Two of B&D’s K-12 experts, Beth Penfield and Tyler “Ty” Specht, attended the Council for Educational Facility Planning International’s LearningSCAPES 2015 Conference in San Diego. Here are their top five takeaways from the conference and current key discussions happening in the K-12 world:
1. First and foremost – new name, new branding
The organization formally known as CEFPI is now the Association for Learning Environments (A4LE) and its associated professional certification is now referred to as Accredited Learning Environment Planner (ALEP).
Thus, you will now see “ALEP” at the end of Beth & Ty’s names instead of “CEFP”:
Beth Penfield, LEED AP, ALEP | SENIOR PROJECT MANAGER
Ty Specht, ALEP | ASSISTANT PROJECT MANAGER
2. It’s about being rigorous AND relevant
Keynote speaker Bill Daggett, ED, of the International Center for Leadership in Education, discussed his organization’s rigor/relevance framework. This framework includes two continuums – thinking and action. Both continuums start with the acquisition of knowledge and then end with assimilation and application of knowledge. This framework was developed to examine curriculum, instruction, and assessment.
During his keynote session, the audience was asked to think about how learning environments and school facilities can help support this framework, namely the application of knowledge in real-world, problem solving situations. These concepts are in alignment with the overall 21st century learning and school of the future dialogue across the industry.
Consider how the framework could be applied or incorporated into your organization, particularly if you are partial to the thinking or action continuum, and how to best address the full framework.
3. It’s career ready AND college prepared
Another core piece of the keynote session was that the planning of school facilities and learning environments need to keep both in consideration. It is no surprise that this concept directly relates to the 21st century learning model and recognition of what content and skills are taught to students. Daggett emphasized the importance of both the model, and the content and skills. The combination can be lost in the shuffle and should not be excluded from the discussion. A lot can happen in the next 10 to 15 years and anticipating the post-secondary opportunities for today’s students needs to take both into account.

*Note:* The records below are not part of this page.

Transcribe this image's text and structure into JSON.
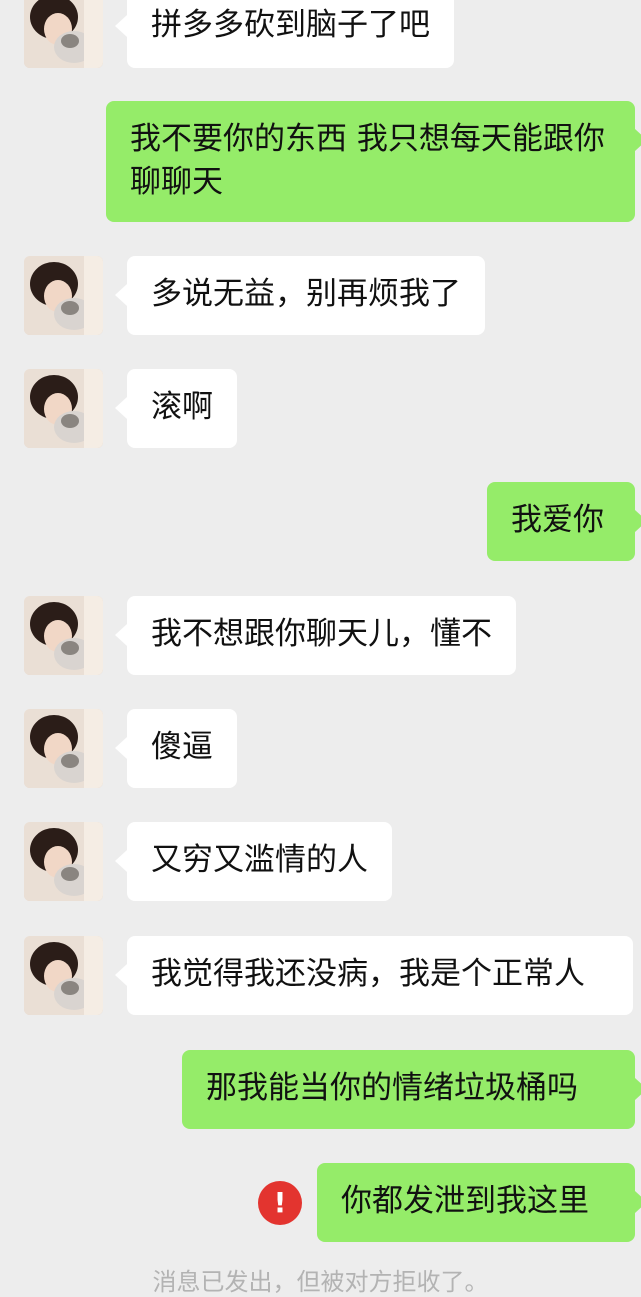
{
  "colors": {
    "background": "#ededed",
    "incoming_bubble": "#ffffff",
    "outgoing_bubble": "#95ec69",
    "error": "#e3342f",
    "system_text": "#b3b3b3"
  },
  "messages": [
    {
      "side": "in",
      "text": "拼多多砍到脑子了吧"
    },
    {
      "side": "out",
      "text": "我不要你的东西 我只想每天能跟你聊聊天"
    },
    {
      "side": "in",
      "text": "多说无益，别再烦我了"
    },
    {
      "side": "in",
      "text": "滚啊"
    },
    {
      "side": "out",
      "text": "我爱你"
    },
    {
      "side": "in",
      "text": "我不想跟你聊天儿，懂不"
    },
    {
      "side": "in",
      "text": "傻逼"
    },
    {
      "side": "in",
      "text": "又穷又滥情的人"
    },
    {
      "side": "in",
      "text": "我觉得我还没病，我是个正常人"
    },
    {
      "side": "out",
      "text": "那我能当你的情绪垃圾桶吗"
    },
    {
      "side": "out",
      "text": "你都发泄到我这里",
      "status": "failed",
      "status_icon": "exclamation-icon",
      "status_symbol": "!"
    }
  ],
  "system_notice": "消息已发出，但被对方拒收了。"
}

In continuation of the 21st century learning model, evaluate the contingencies considering past research and data combined with any anticipated changes or adjustments based off of the nuances of your environment.

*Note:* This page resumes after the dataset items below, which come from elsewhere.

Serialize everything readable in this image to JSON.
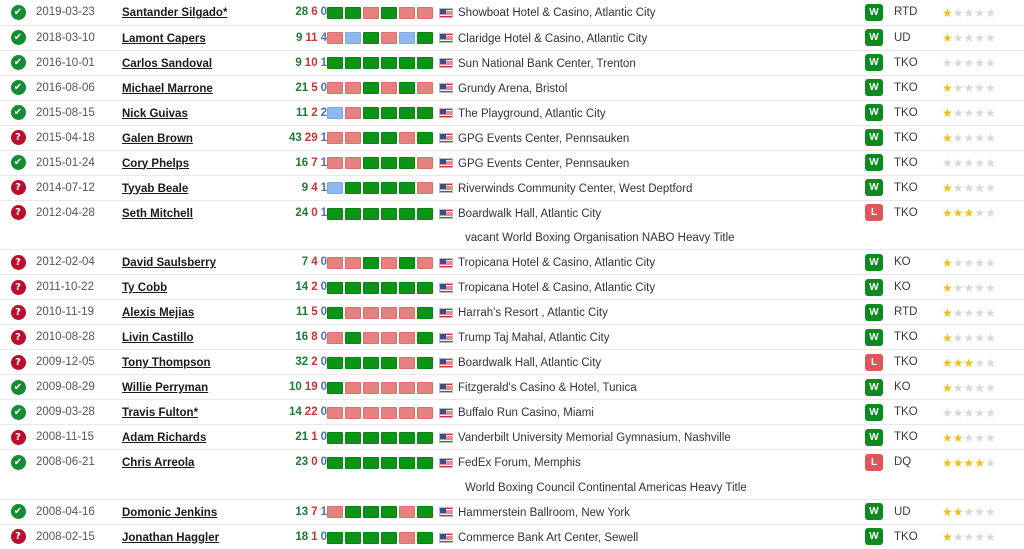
{
  "columns": {
    "status": "status",
    "date": "date",
    "opponent": "opponent",
    "record": "opponent record",
    "streak": "last six",
    "venue": "venue",
    "result": "result",
    "method": "method",
    "rating": "rating"
  },
  "icons": {
    "verified": "check-circle-icon",
    "unknown": "question-circle-icon",
    "flag": "us-flag-icon",
    "star": "star-icon"
  },
  "colors": {
    "win_green": "#0b9415",
    "loss_red": "#e5827f",
    "draw_blue": "#8fb8f0",
    "badge_win": "#0b8a1e",
    "badge_loss": "#e0555a",
    "status_ok": "#138c32",
    "status_unknown": "#bb0c2b",
    "star_on": "#f2c014",
    "star_off": "#d8d8d8",
    "record_w": "#1f7a33",
    "record_l": "#cc3333",
    "record_d": "#4f6fb5"
  },
  "glyphs": {
    "check": "✔",
    "question": "?",
    "star": "★"
  },
  "rows": [
    {
      "status": "ok",
      "date": "2019-03-23",
      "opponent": "Santander Silgado*",
      "w": "28",
      "l": "6",
      "d": "0",
      "streak": [
        "w",
        "w",
        "l",
        "w",
        "l",
        "l"
      ],
      "venue": "Showboat Hotel & Casino, Atlantic City",
      "result": "W",
      "method": "RTD",
      "rating": 1,
      "title": ""
    },
    {
      "status": "ok",
      "date": "2018-03-10",
      "opponent": "Lamont Capers",
      "w": "9",
      "l": "11",
      "d": "4",
      "streak": [
        "l",
        "d",
        "w",
        "l",
        "d",
        "w"
      ],
      "venue": "Claridge Hotel & Casino, Atlantic City",
      "result": "W",
      "method": "UD",
      "rating": 1,
      "title": ""
    },
    {
      "status": "ok",
      "date": "2016-10-01",
      "opponent": "Carlos Sandoval",
      "w": "9",
      "l": "10",
      "d": "1",
      "streak": [
        "w",
        "w",
        "w",
        "w",
        "w",
        "w"
      ],
      "venue": "Sun National Bank Center, Trenton",
      "result": "W",
      "method": "TKO",
      "rating": 0,
      "title": ""
    },
    {
      "status": "ok",
      "date": "2016-08-06",
      "opponent": "Michael Marrone",
      "w": "21",
      "l": "5",
      "d": "0",
      "streak": [
        "l",
        "l",
        "w",
        "l",
        "w",
        "l"
      ],
      "venue": "Grundy Arena, Bristol",
      "result": "W",
      "method": "TKO",
      "rating": 1,
      "title": ""
    },
    {
      "status": "ok",
      "date": "2015-08-15",
      "opponent": "Nick Guivas",
      "w": "11",
      "l": "2",
      "d": "2",
      "streak": [
        "d",
        "l",
        "w",
        "w",
        "w",
        "w"
      ],
      "venue": "The Playground, Atlantic City",
      "result": "W",
      "method": "TKO",
      "rating": 1,
      "title": ""
    },
    {
      "status": "unknown",
      "date": "2015-04-18",
      "opponent": "Galen Brown",
      "w": "43",
      "l": "29",
      "d": "1",
      "streak": [
        "l",
        "l",
        "w",
        "w",
        "l",
        "w"
      ],
      "venue": "GPG Events Center, Pennsauken",
      "result": "W",
      "method": "TKO",
      "rating": 1,
      "title": ""
    },
    {
      "status": "ok",
      "date": "2015-01-24",
      "opponent": "Cory Phelps",
      "w": "16",
      "l": "7",
      "d": "1",
      "streak": [
        "l",
        "l",
        "w",
        "w",
        "w",
        "l"
      ],
      "venue": "GPG Events Center, Pennsauken",
      "result": "W",
      "method": "TKO",
      "rating": 0,
      "title": ""
    },
    {
      "status": "unknown",
      "date": "2014-07-12",
      "opponent": "Tyyab Beale",
      "w": "9",
      "l": "4",
      "d": "1",
      "streak": [
        "d",
        "w",
        "w",
        "w",
        "w",
        "l"
      ],
      "venue": "Riverwinds Community Center, West Deptford",
      "result": "W",
      "method": "TKO",
      "rating": 1,
      "title": ""
    },
    {
      "status": "unknown",
      "date": "2012-04-28",
      "opponent": "Seth Mitchell",
      "w": "24",
      "l": "0",
      "d": "1",
      "streak": [
        "w",
        "w",
        "w",
        "w",
        "w",
        "w"
      ],
      "venue": "Boardwalk Hall, Atlantic City",
      "result": "L",
      "method": "TKO",
      "rating": 3,
      "title": "vacant World Boxing Organisation NABO Heavy Title"
    },
    {
      "status": "unknown",
      "date": "2012-02-04",
      "opponent": "David Saulsberry",
      "w": "7",
      "l": "4",
      "d": "0",
      "streak": [
        "l",
        "l",
        "w",
        "l",
        "w",
        "l"
      ],
      "venue": "Tropicana Hotel & Casino, Atlantic City",
      "result": "W",
      "method": "KO",
      "rating": 1,
      "title": ""
    },
    {
      "status": "unknown",
      "date": "2011-10-22",
      "opponent": "Ty Cobb",
      "w": "14",
      "l": "2",
      "d": "0",
      "streak": [
        "w",
        "w",
        "w",
        "w",
        "w",
        "w"
      ],
      "venue": "Tropicana Hotel & Casino, Atlantic City",
      "result": "W",
      "method": "KO",
      "rating": 1,
      "title": ""
    },
    {
      "status": "unknown",
      "date": "2010-11-19",
      "opponent": "Alexis Mejias",
      "w": "11",
      "l": "5",
      "d": "0",
      "streak": [
        "w",
        "l",
        "l",
        "l",
        "l",
        "w"
      ],
      "venue": "Harrah's Resort , Atlantic City",
      "result": "W",
      "method": "RTD",
      "rating": 1,
      "title": ""
    },
    {
      "status": "unknown",
      "date": "2010-08-28",
      "opponent": "Livin Castillo",
      "w": "16",
      "l": "8",
      "d": "0",
      "streak": [
        "l",
        "w",
        "l",
        "l",
        "l",
        "w"
      ],
      "venue": "Trump Taj Mahal, Atlantic City",
      "result": "W",
      "method": "TKO",
      "rating": 1,
      "title": ""
    },
    {
      "status": "unknown",
      "date": "2009-12-05",
      "opponent": "Tony Thompson",
      "w": "32",
      "l": "2",
      "d": "0",
      "streak": [
        "w",
        "w",
        "w",
        "w",
        "l",
        "w"
      ],
      "venue": "Boardwalk Hall, Atlantic City",
      "result": "L",
      "method": "TKO",
      "rating": 3,
      "title": ""
    },
    {
      "status": "ok",
      "date": "2009-08-29",
      "opponent": "Willie Perryman",
      "w": "10",
      "l": "19",
      "d": "0",
      "streak": [
        "w",
        "l",
        "l",
        "l",
        "l",
        "l"
      ],
      "venue": "Fitzgerald's Casino & Hotel, Tunica",
      "result": "W",
      "method": "KO",
      "rating": 1,
      "title": ""
    },
    {
      "status": "ok",
      "date": "2009-03-28",
      "opponent": "Travis Fulton*",
      "w": "14",
      "l": "22",
      "d": "0",
      "streak": [
        "l",
        "l",
        "l",
        "l",
        "l",
        "l"
      ],
      "venue": "Buffalo Run Casino, Miami",
      "result": "W",
      "method": "TKO",
      "rating": 0,
      "title": ""
    },
    {
      "status": "unknown",
      "date": "2008-11-15",
      "opponent": "Adam Richards",
      "w": "21",
      "l": "1",
      "d": "0",
      "streak": [
        "w",
        "w",
        "w",
        "w",
        "w",
        "w"
      ],
      "venue": "Vanderbilt University Memorial Gymnasium, Nashville",
      "result": "W",
      "method": "TKO",
      "rating": 2,
      "title": ""
    },
    {
      "status": "ok",
      "date": "2008-06-21",
      "opponent": "Chris Arreola",
      "w": "23",
      "l": "0",
      "d": "0",
      "streak": [
        "w",
        "w",
        "w",
        "w",
        "w",
        "w"
      ],
      "venue": "FedEx Forum, Memphis",
      "result": "L",
      "method": "DQ",
      "rating": 4,
      "title": "World Boxing Council Continental Americas Heavy Title"
    },
    {
      "status": "ok",
      "date": "2008-04-16",
      "opponent": "Domonic Jenkins",
      "w": "13",
      "l": "7",
      "d": "1",
      "streak": [
        "l",
        "w",
        "w",
        "w",
        "l",
        "w"
      ],
      "venue": "Hammerstein Ballroom, New York",
      "result": "W",
      "method": "UD",
      "rating": 2,
      "title": ""
    },
    {
      "status": "unknown",
      "date": "2008-02-15",
      "opponent": "Jonathan Haggler",
      "w": "18",
      "l": "1",
      "d": "0",
      "streak": [
        "w",
        "w",
        "w",
        "w",
        "l",
        "w"
      ],
      "venue": "Commerce Bank Art Center, Sewell",
      "result": "W",
      "method": "TKO",
      "rating": 1,
      "title": ""
    }
  ]
}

Recently completed research studies help us understand the impact of learning environments on student achievement, such as class size and environmental design considerations like lighting. But still much more needs to be done.

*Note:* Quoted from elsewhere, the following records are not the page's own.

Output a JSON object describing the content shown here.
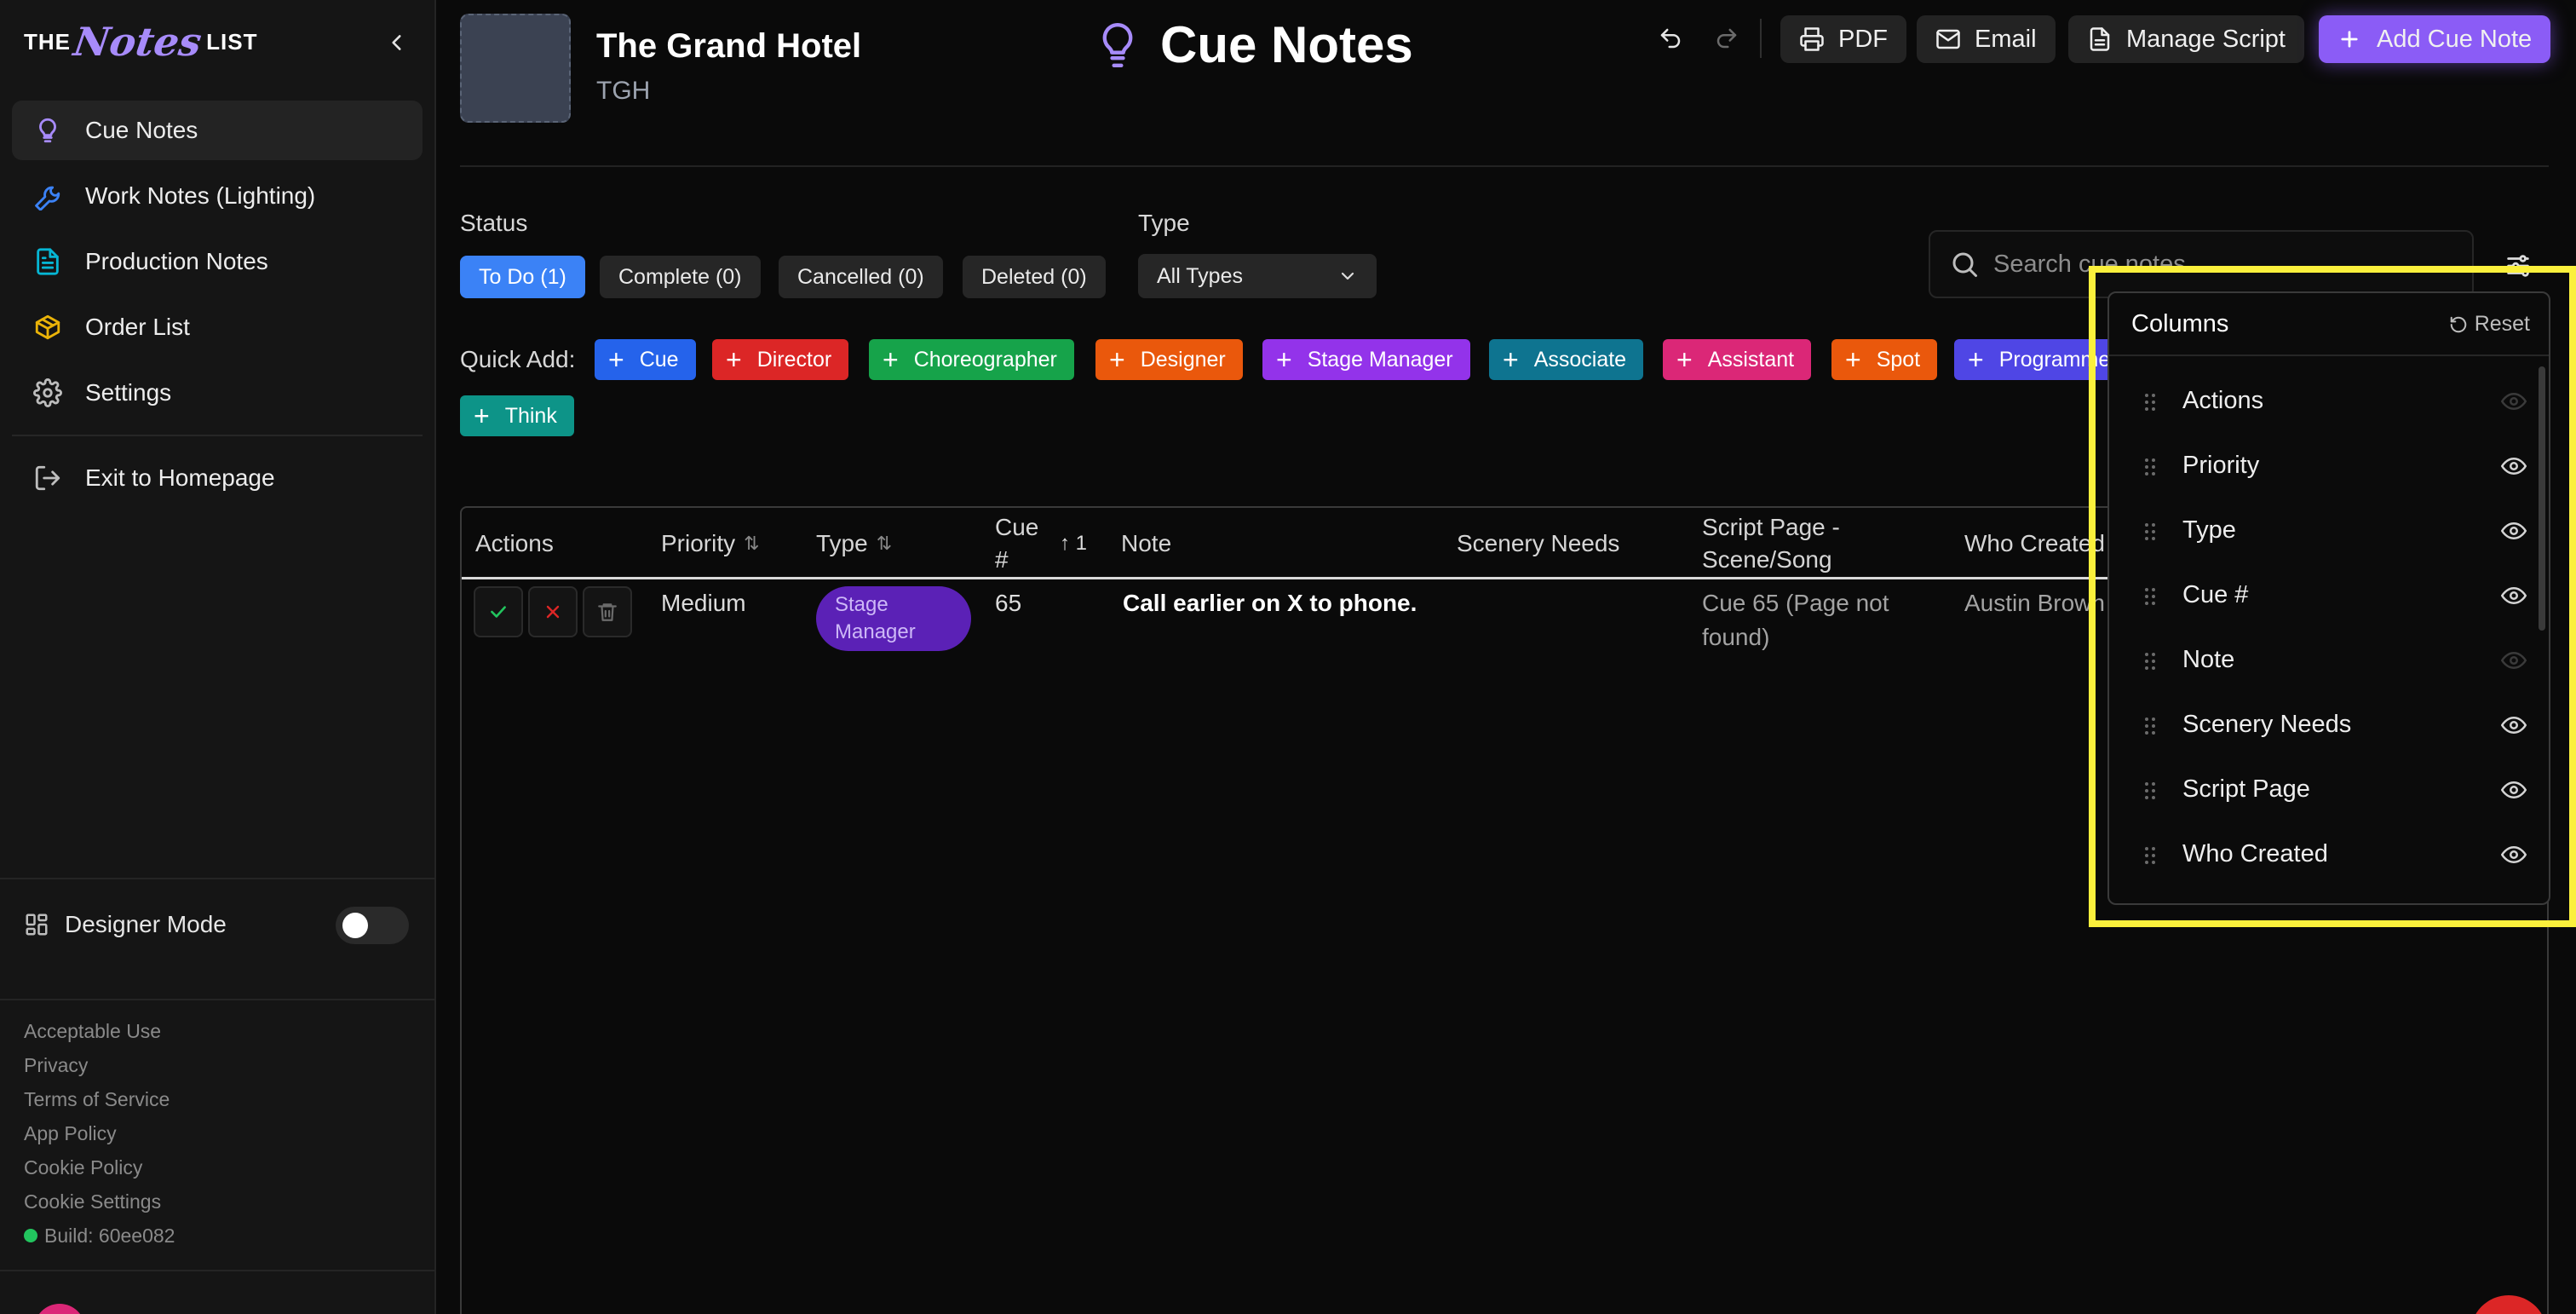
{
  "brand": {
    "the": "THE",
    "notes": "Notes",
    "list": "LIST"
  },
  "sidebar": {
    "items": [
      {
        "label": "Cue Notes",
        "icon": "lightbulb-icon",
        "active": true
      },
      {
        "label": "Work Notes (Lighting)",
        "icon": "wrench-icon"
      },
      {
        "label": "Production Notes",
        "icon": "document-icon"
      },
      {
        "label": "Order List",
        "icon": "box-icon"
      },
      {
        "label": "Settings",
        "icon": "gear-icon"
      }
    ],
    "exit_label": "Exit to Homepage",
    "designer_mode_label": "Designer Mode",
    "designer_mode_on": false,
    "footer_links": [
      "Acceptable Use",
      "Privacy",
      "Terms of Service",
      "App Policy",
      "Cookie Policy",
      "Cookie Settings"
    ],
    "build": "Build: 60ee082"
  },
  "header": {
    "production_title": "The Grand Hotel",
    "production_abbr": "TGH",
    "page_title": "Cue Notes",
    "buttons": {
      "pdf": "PDF",
      "email": "Email",
      "manage_script": "Manage Script",
      "add_cue_note": "Add Cue Note"
    }
  },
  "filters": {
    "status_label": "Status",
    "status_chips": [
      {
        "label": "To Do (1)",
        "active": true
      },
      {
        "label": "Complete (0)"
      },
      {
        "label": "Cancelled (0)"
      },
      {
        "label": "Deleted (0)"
      }
    ],
    "type_label": "Type",
    "type_value": "All Types",
    "search_placeholder": "Search cue notes..."
  },
  "quick_add": {
    "label": "Quick Add:",
    "items": [
      {
        "label": "Cue",
        "color": "#2563eb"
      },
      {
        "label": "Director",
        "color": "#dc2626"
      },
      {
        "label": "Choreographer",
        "color": "#16a34a"
      },
      {
        "label": "Designer",
        "color": "#ea580c"
      },
      {
        "label": "Stage Manager",
        "color": "#9333ea"
      },
      {
        "label": "Associate",
        "color": "#0e7490"
      },
      {
        "label": "Assistant",
        "color": "#db2777"
      },
      {
        "label": "Spot",
        "color": "#ea580c"
      },
      {
        "label": "Programmer",
        "color": "#4f46e5"
      },
      {
        "label": "Think",
        "color": "#0d9488"
      }
    ]
  },
  "table": {
    "headers": {
      "actions": "Actions",
      "priority": "Priority",
      "type": "Type",
      "cue_line1": "Cue",
      "cue_line2": "#",
      "cue_sort": "1",
      "note": "Note",
      "scenery": "Scenery Needs",
      "script_line1": "Script Page -",
      "script_line2": "Scene/Song",
      "who": "Who Created"
    },
    "rows": [
      {
        "priority": "Medium",
        "type_line1": "Stage",
        "type_line2": "Manager",
        "cue": "65",
        "note": "Call earlier on X to phone.",
        "scenery": "",
        "script_line1": "Cue 65 (Page not",
        "script_line2": "found)",
        "who": "Austin Brown"
      }
    ]
  },
  "columns_panel": {
    "title": "Columns",
    "reset_label": "Reset",
    "columns": [
      {
        "name": "Actions",
        "visible": false
      },
      {
        "name": "Priority",
        "visible": true
      },
      {
        "name": "Type",
        "visible": true
      },
      {
        "name": "Cue #",
        "visible": true
      },
      {
        "name": "Note",
        "visible": false
      },
      {
        "name": "Scenery Needs",
        "visible": true
      },
      {
        "name": "Script Page",
        "visible": true
      },
      {
        "name": "Who Created",
        "visible": true
      }
    ]
  },
  "colors": {
    "accent": "#8b5cf6",
    "active_chip": "#3b82f6",
    "highlight": "#fbf03c"
  }
}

The primary purpose of research is to find answers to questions. Therefore, when reviewing the various studies, it is important to understand the exact nature of the question posed – what is the study sample set, the variables and the correlational and causal relationships, peer review, etc.
What does this come down to? While the research is not yet definitive, it is beginning to support the theory that learning environments matter and elements can help enhance them.
When evaluating the future of your institution, establish your own strategic goals and values, and align your facility plans to them.
5. Students can do amazing things
A4LE hosts the SchoolsNEXT competition – an annual competition open to middle schoolers where teams of students are challenged to design a learning environment. The process includes a multi-disciplinary approach and concludes with presentations to a jury. The LearningSCAPES 2015 Conference attendees sat in awe as the four finalists gave their presentations. In total, more than 3,000 students from nearly 100 school districts from all over the world participated in the program this year. This more than substantiates the value in incorporating student voices during planning activities.
Consider opportunities to incorporate your school community in upcoming planning activities, and methods for continual feedback or involvement.
ALEP promises to post the videos on this site.